Valuable lessons should be learnt from Member States that have already implemented similar legislation. France is often taken as an example since it passed the Cope-Zimmermann law, which brought the proportion of women on listed companies’ boards from 10% (end of the 2000s) to 45% in 2021. The report from the Haut Conseil à l’Egalité entre les Femmes-Hommes (HCE) which took stock of a decade of implementation, emphasises that binding legislation, monitoring and reporting, and sanctions were critical in the legislation translating into significant progress. Yet, the report highlights that incentives such as compliance conditionality for the award of public tenders or fundings, should be introduce to go further.

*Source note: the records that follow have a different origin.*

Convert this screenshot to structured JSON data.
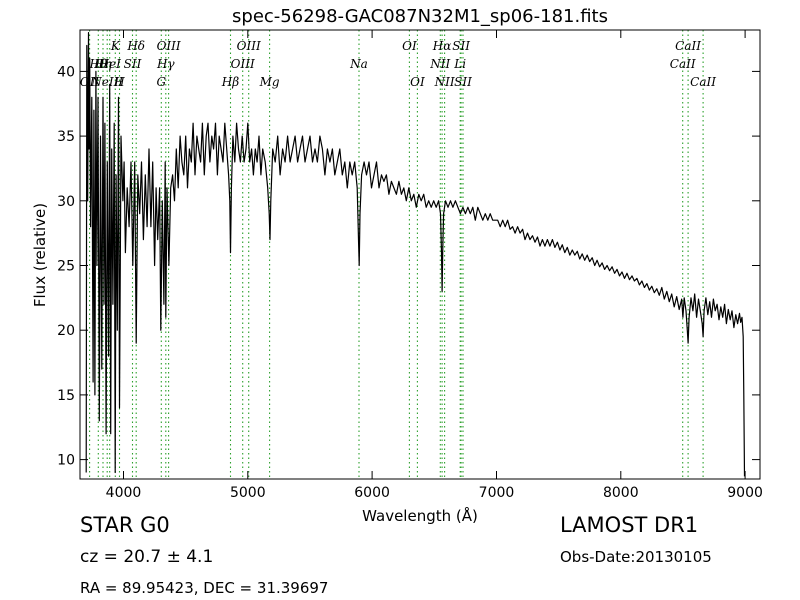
{
  "chart_data": {
    "type": "line",
    "title": "spec-56298-GAC087N32M1_sp06-181.fits",
    "xlabel": "Wavelength (Å)",
    "ylabel": "Flux (relative)",
    "xlim": [
      3650,
      9120
    ],
    "ylim": [
      8.5,
      43.2
    ],
    "xticks": [
      4000,
      5000,
      6000,
      7000,
      8000,
      9000
    ],
    "yticks": [
      10,
      15,
      20,
      25,
      30,
      35,
      40
    ],
    "grid": false,
    "line_color": "#000000",
    "marker_color": "#2ca02c",
    "spectrum": [
      [
        3700,
        9
      ],
      [
        3705,
        42
      ],
      [
        3712,
        30
      ],
      [
        3718,
        43
      ],
      [
        3722,
        34
      ],
      [
        3728,
        41
      ],
      [
        3735,
        28
      ],
      [
        3745,
        38
      ],
      [
        3755,
        16
      ],
      [
        3762,
        37
      ],
      [
        3770,
        15
      ],
      [
        3778,
        40
      ],
      [
        3786,
        25
      ],
      [
        3795,
        38
      ],
      [
        3805,
        13
      ],
      [
        3815,
        35
      ],
      [
        3825,
        17
      ],
      [
        3835,
        38
      ],
      [
        3843,
        22
      ],
      [
        3850,
        36
      ],
      [
        3860,
        12
      ],
      [
        3870,
        33
      ],
      [
        3880,
        18
      ],
      [
        3889,
        39
      ],
      [
        3897,
        12
      ],
      [
        3905,
        34
      ],
      [
        3915,
        22
      ],
      [
        3925,
        36
      ],
      [
        3933,
        9
      ],
      [
        3940,
        32
      ],
      [
        3950,
        20
      ],
      [
        3960,
        38
      ],
      [
        3968,
        14
      ],
      [
        3980,
        35
      ],
      [
        3995,
        30
      ],
      [
        4005,
        33
      ],
      [
        4015,
        26
      ],
      [
        4030,
        31
      ],
      [
        4045,
        28
      ],
      [
        4060,
        33
      ],
      [
        4075,
        25
      ],
      [
        4090,
        33
      ],
      [
        4102,
        19
      ],
      [
        4115,
        32
      ],
      [
        4130,
        29
      ],
      [
        4145,
        33
      ],
      [
        4160,
        27
      ],
      [
        4175,
        32
      ],
      [
        4190,
        28
      ],
      [
        4205,
        34
      ],
      [
        4220,
        28
      ],
      [
        4235,
        33
      ],
      [
        4250,
        25
      ],
      [
        4262,
        31
      ],
      [
        4275,
        27
      ],
      [
        4290,
        31
      ],
      [
        4300,
        20
      ],
      [
        4312,
        30
      ],
      [
        4325,
        22
      ],
      [
        4335,
        33
      ],
      [
        4340,
        21
      ],
      [
        4350,
        31
      ],
      [
        4365,
        25
      ],
      [
        4380,
        31
      ],
      [
        4395,
        32
      ],
      [
        4410,
        30
      ],
      [
        4425,
        34
      ],
      [
        4440,
        31
      ],
      [
        4455,
        35
      ],
      [
        4470,
        33
      ],
      [
        4485,
        32
      ],
      [
        4500,
        35
      ],
      [
        4515,
        31
      ],
      [
        4530,
        34
      ],
      [
        4545,
        33
      ],
      [
        4560,
        36
      ],
      [
        4575,
        32
      ],
      [
        4590,
        35
      ],
      [
        4605,
        34
      ],
      [
        4620,
        33
      ],
      [
        4635,
        36
      ],
      [
        4650,
        32
      ],
      [
        4665,
        35
      ],
      [
        4680,
        36
      ],
      [
        4695,
        33
      ],
      [
        4710,
        35
      ],
      [
        4725,
        34
      ],
      [
        4740,
        36
      ],
      [
        4755,
        32
      ],
      [
        4770,
        35
      ],
      [
        4785,
        34
      ],
      [
        4800,
        33
      ],
      [
        4815,
        36
      ],
      [
        4830,
        34
      ],
      [
        4845,
        32
      ],
      [
        4855,
        30
      ],
      [
        4861,
        26
      ],
      [
        4868,
        31
      ],
      [
        4880,
        35
      ],
      [
        4895,
        33
      ],
      [
        4910,
        36
      ],
      [
        4925,
        34
      ],
      [
        4940,
        33
      ],
      [
        4955,
        35
      ],
      [
        4970,
        33
      ],
      [
        4985,
        34
      ],
      [
        5000,
        36
      ],
      [
        5015,
        33
      ],
      [
        5030,
        34
      ],
      [
        5045,
        32
      ],
      [
        5060,
        34
      ],
      [
        5075,
        33
      ],
      [
        5090,
        35
      ],
      [
        5105,
        32
      ],
      [
        5120,
        34
      ],
      [
        5140,
        33
      ],
      [
        5160,
        31
      ],
      [
        5172,
        29
      ],
      [
        5178,
        27
      ],
      [
        5185,
        30
      ],
      [
        5200,
        34
      ],
      [
        5220,
        33
      ],
      [
        5240,
        35
      ],
      [
        5260,
        32
      ],
      [
        5280,
        34
      ],
      [
        5300,
        33
      ],
      [
        5320,
        35
      ],
      [
        5340,
        33
      ],
      [
        5360,
        34
      ],
      [
        5380,
        35
      ],
      [
        5400,
        33
      ],
      [
        5420,
        34
      ],
      [
        5440,
        35
      ],
      [
        5460,
        33
      ],
      [
        5480,
        34
      ],
      [
        5500,
        35
      ],
      [
        5520,
        33
      ],
      [
        5540,
        34
      ],
      [
        5560,
        33
      ],
      [
        5580,
        35
      ],
      [
        5600,
        34
      ],
      [
        5620,
        32
      ],
      [
        5640,
        34
      ],
      [
        5660,
        33
      ],
      [
        5680,
        34
      ],
      [
        5700,
        32
      ],
      [
        5720,
        33
      ],
      [
        5740,
        34
      ],
      [
        5760,
        32
      ],
      [
        5780,
        33
      ],
      [
        5800,
        31
      ],
      [
        5820,
        33
      ],
      [
        5840,
        32
      ],
      [
        5860,
        33
      ],
      [
        5880,
        31
      ],
      [
        5890,
        27
      ],
      [
        5896,
        25
      ],
      [
        5902,
        29
      ],
      [
        5915,
        32
      ],
      [
        5935,
        33
      ],
      [
        5955,
        32
      ],
      [
        5975,
        33
      ],
      [
        5995,
        31
      ],
      [
        6015,
        32
      ],
      [
        6035,
        33
      ],
      [
        6055,
        31
      ],
      [
        6075,
        32
      ],
      [
        6095,
        31.5
      ],
      [
        6115,
        32
      ],
      [
        6135,
        30.5
      ],
      [
        6155,
        31.5
      ],
      [
        6175,
        31
      ],
      [
        6195,
        30.5
      ],
      [
        6215,
        31.5
      ],
      [
        6235,
        30.5
      ],
      [
        6255,
        31
      ],
      [
        6275,
        30
      ],
      [
        6295,
        31
      ],
      [
        6315,
        30
      ],
      [
        6335,
        30.5
      ],
      [
        6355,
        29.5
      ],
      [
        6375,
        30.5
      ],
      [
        6395,
        30
      ],
      [
        6415,
        30.5
      ],
      [
        6435,
        29.5
      ],
      [
        6455,
        30
      ],
      [
        6475,
        29.5
      ],
      [
        6495,
        30
      ],
      [
        6515,
        29.5
      ],
      [
        6535,
        30
      ],
      [
        6550,
        29
      ],
      [
        6558,
        26
      ],
      [
        6563,
        23
      ],
      [
        6568,
        26
      ],
      [
        6575,
        29
      ],
      [
        6590,
        30
      ],
      [
        6610,
        29.5
      ],
      [
        6630,
        30
      ],
      [
        6650,
        29.5
      ],
      [
        6670,
        30
      ],
      [
        6690,
        29.5
      ],
      [
        6710,
        29
      ],
      [
        6730,
        29.5
      ],
      [
        6750,
        29
      ],
      [
        6770,
        29.5
      ],
      [
        6790,
        29
      ],
      [
        6810,
        29.5
      ],
      [
        6830,
        28.5
      ],
      [
        6850,
        29.5
      ],
      [
        6870,
        29
      ],
      [
        6890,
        28.5
      ],
      [
        6910,
        29
      ],
      [
        6930,
        28.5
      ],
      [
        6950,
        29
      ],
      [
        6970,
        28.5
      ],
      [
        6990,
        28.5
      ],
      [
        7010,
        28.5
      ],
      [
        7030,
        28
      ],
      [
        7050,
        28.5
      ],
      [
        7070,
        28
      ],
      [
        7090,
        28.5
      ],
      [
        7110,
        27.8
      ],
      [
        7130,
        28
      ],
      [
        7150,
        27.5
      ],
      [
        7170,
        28
      ],
      [
        7190,
        27.5
      ],
      [
        7210,
        27.8
      ],
      [
        7230,
        27
      ],
      [
        7250,
        27.5
      ],
      [
        7270,
        27
      ],
      [
        7290,
        27.3
      ],
      [
        7310,
        26.8
      ],
      [
        7330,
        27.2
      ],
      [
        7350,
        26.5
      ],
      [
        7370,
        27
      ],
      [
        7390,
        26.5
      ],
      [
        7410,
        27
      ],
      [
        7430,
        26.5
      ],
      [
        7450,
        27
      ],
      [
        7470,
        26.4
      ],
      [
        7490,
        26.8
      ],
      [
        7510,
        26.2
      ],
      [
        7530,
        26.6
      ],
      [
        7550,
        26
      ],
      [
        7570,
        26.4
      ],
      [
        7590,
        25.8
      ],
      [
        7610,
        26.2
      ],
      [
        7630,
        25.8
      ],
      [
        7650,
        26.1
      ],
      [
        7670,
        25.5
      ],
      [
        7690,
        25.9
      ],
      [
        7710,
        25.4
      ],
      [
        7730,
        25.8
      ],
      [
        7750,
        25.3
      ],
      [
        7770,
        25.6
      ],
      [
        7790,
        25
      ],
      [
        7810,
        25.4
      ],
      [
        7830,
        24.9
      ],
      [
        7850,
        25.2
      ],
      [
        7870,
        24.7
      ],
      [
        7890,
        25
      ],
      [
        7910,
        24.6
      ],
      [
        7930,
        24.9
      ],
      [
        7950,
        24.4
      ],
      [
        7970,
        24.7
      ],
      [
        7990,
        24.2
      ],
      [
        8010,
        24.5
      ],
      [
        8030,
        24
      ],
      [
        8050,
        24.4
      ],
      [
        8070,
        23.9
      ],
      [
        8090,
        24.2
      ],
      [
        8110,
        23.8
      ],
      [
        8130,
        24
      ],
      [
        8150,
        23.5
      ],
      [
        8170,
        23.8
      ],
      [
        8190,
        23.3
      ],
      [
        8210,
        23.6
      ],
      [
        8230,
        23.1
      ],
      [
        8250,
        23.4
      ],
      [
        8270,
        22.9
      ],
      [
        8290,
        23.2
      ],
      [
        8310,
        22.7
      ],
      [
        8330,
        23.3
      ],
      [
        8350,
        22.4
      ],
      [
        8370,
        23
      ],
      [
        8390,
        22.2
      ],
      [
        8410,
        22.8
      ],
      [
        8430,
        21.8
      ],
      [
        8450,
        22.6
      ],
      [
        8470,
        21.6
      ],
      [
        8490,
        22.4
      ],
      [
        8500,
        21
      ],
      [
        8510,
        22.5
      ],
      [
        8525,
        21.5
      ],
      [
        8535,
        20
      ],
      [
        8542,
        19
      ],
      [
        8550,
        21
      ],
      [
        8565,
        22.5
      ],
      [
        8580,
        21.5
      ],
      [
        8595,
        22.8
      ],
      [
        8610,
        21
      ],
      [
        8625,
        22.4
      ],
      [
        8640,
        21.5
      ],
      [
        8655,
        20.5
      ],
      [
        8662,
        19.5
      ],
      [
        8670,
        21.5
      ],
      [
        8685,
        22.5
      ],
      [
        8700,
        21.2
      ],
      [
        8715,
        22.2
      ],
      [
        8730,
        21
      ],
      [
        8745,
        22.4
      ],
      [
        8760,
        21.5
      ],
      [
        8775,
        22
      ],
      [
        8790,
        20.8
      ],
      [
        8805,
        21.8
      ],
      [
        8820,
        21
      ],
      [
        8835,
        22
      ],
      [
        8850,
        20.5
      ],
      [
        8865,
        21.6
      ],
      [
        8880,
        20.8
      ],
      [
        8895,
        21.5
      ],
      [
        8910,
        20.2
      ],
      [
        8925,
        21.2
      ],
      [
        8940,
        20.5
      ],
      [
        8955,
        21.3
      ],
      [
        8965,
        20.6
      ],
      [
        8975,
        21
      ],
      [
        8985,
        19.5
      ],
      [
        8990,
        15
      ],
      [
        8995,
        8.7
      ]
    ],
    "lines": [
      {
        "w": 3727,
        "row": 3,
        "label": "OII"
      },
      {
        "w": 3797,
        "row": 2,
        "label": "Hθ"
      },
      {
        "w": 3835,
        "row": 2,
        "label": "Hη"
      },
      {
        "w": 3869,
        "row": 3,
        "label": "NeIII"
      },
      {
        "w": 3889,
        "row": 2,
        "label": "HeI"
      },
      {
        "w": 3934,
        "row": 1,
        "label": "K"
      },
      {
        "w": 3968,
        "row": 3,
        "label": "H"
      },
      {
        "w": 4072,
        "row": 2,
        "label": "SII"
      },
      {
        "w": 4102,
        "row": 1,
        "label": "Hδ"
      },
      {
        "w": 4304,
        "row": 3,
        "label": "G"
      },
      {
        "w": 4340,
        "row": 2,
        "label": "Hγ"
      },
      {
        "w": 4363,
        "row": 1,
        "label": "OIII"
      },
      {
        "w": 4861,
        "row": 3,
        "label": "Hβ"
      },
      {
        "w": 4959,
        "row": 2,
        "label": "OIII"
      },
      {
        "w": 5007,
        "row": 1,
        "label": "OIII"
      },
      {
        "w": 5175,
        "row": 3,
        "label": "Mg"
      },
      {
        "w": 5894,
        "row": 2,
        "label": "Na"
      },
      {
        "w": 6300,
        "row": 1,
        "label": "OI"
      },
      {
        "w": 6364,
        "row": 3,
        "label": "OI"
      },
      {
        "w": 6548,
        "row": 2,
        "label": "NII"
      },
      {
        "w": 6563,
        "row": 1,
        "label": "Hα"
      },
      {
        "w": 6583,
        "row": 3,
        "label": "NII"
      },
      {
        "w": 6708,
        "row": 2,
        "label": "Li"
      },
      {
        "w": 6716,
        "row": 1,
        "label": "SII"
      },
      {
        "w": 6731,
        "row": 3,
        "label": "SII"
      },
      {
        "w": 8498,
        "row": 2,
        "label": "CaII"
      },
      {
        "w": 8542,
        "row": 1,
        "label": "CaII"
      },
      {
        "w": 8662,
        "row": 3,
        "label": "CaII"
      }
    ]
  },
  "info": {
    "object_class": "STAR   G0",
    "redshift": "cz = 20.7 ± 4.1",
    "coordinates": "RA = 89.95423, DEC = 31.39697",
    "survey": "LAMOST DR1",
    "obs_date": "Obs-Date:20130105"
  }
}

“This 2011 law with the obligation of quotas of 20% first, then 40% for the least represented sex was a real revolution and a great success. Not only there were indeed competent women to employ, but also they brought more diverse professional backgrounds and experiences, and a greater diversity of perspectives to the boards. However, the arrival in large numbers of these women on boards of directors did not have the expected leverage effect in the executive and management bodies of companies, for which it was necessary to legislate ten years later.” Armelle Danet, La CLEF (French member organisation of the EWL)

The equal representation of women and men on corporate boards and in economic decision-making is essential for democracy and human rights. Boards approve major strategic and financial decisions and monitor the company’s management, having a widespread impact on the lives of women and men. Such decisions lack legitimacy when half of the European population is de-facto excluded from their deliberation and formulation. Hence, the EWL is pleased to see that the effort of EU Presidencies, Members of the European Parliament and the European Commission eventually led to the adoption of the Women on Boards Directive. This is a historic achievement and an encouraging first EU-wide step for the equal representation of women in decision-making positions.

Nonetheless, we strongly encourage European and national policy-makers to sustain their efforts and to go further when the Directive is reviewed. In particular, we call upon them to:
• To include all companies, including non-listed ones;
• To extend the scope of the Directive to SMEs;
• To provide for more ambitious and binding sanctions;
• To make Article 12 on suspension void as of 31 December 2030, which marks the first review of the Directive’s application by the EU; by that time, Member States benefitting from such suspension should have had ample time to progressively work towards the introduction of measures that would contribute to achieving the proportions set in Article 4 or even more ambitious targets.

Finally, the EWL also call upon decision-makers to ensure that women on boards are truly representative of the diversity of women, including women with disabilities, women from ethnic minorities, migrant women, lesbian women etc. The EWL also recalls that the success of a Directive like the Women on Board also depends on the policies adopted to tackle barriers to equal women’s representation such as gender norms, the care burden, gender pay, employment and pension gaps etc. That is why the EWL calls upon EU decision-makers to advance women’s rights in the ongoing work on the EU Care Strategy and the Pay Transparency Directive.

The next step, is for both the European Parliament’s JURI and FEMM Committees to adopt the final version of the text through a vote on 17 November. Then, the final formal step will take place with the European Parliament’s signing at the end of the month.

The EWL, with support from its members across the EU, will monitor the Directive’s national implementation and remains ready to support national and European policy-makers so that the transposition of this Directive results in significant advancement for women and society at large.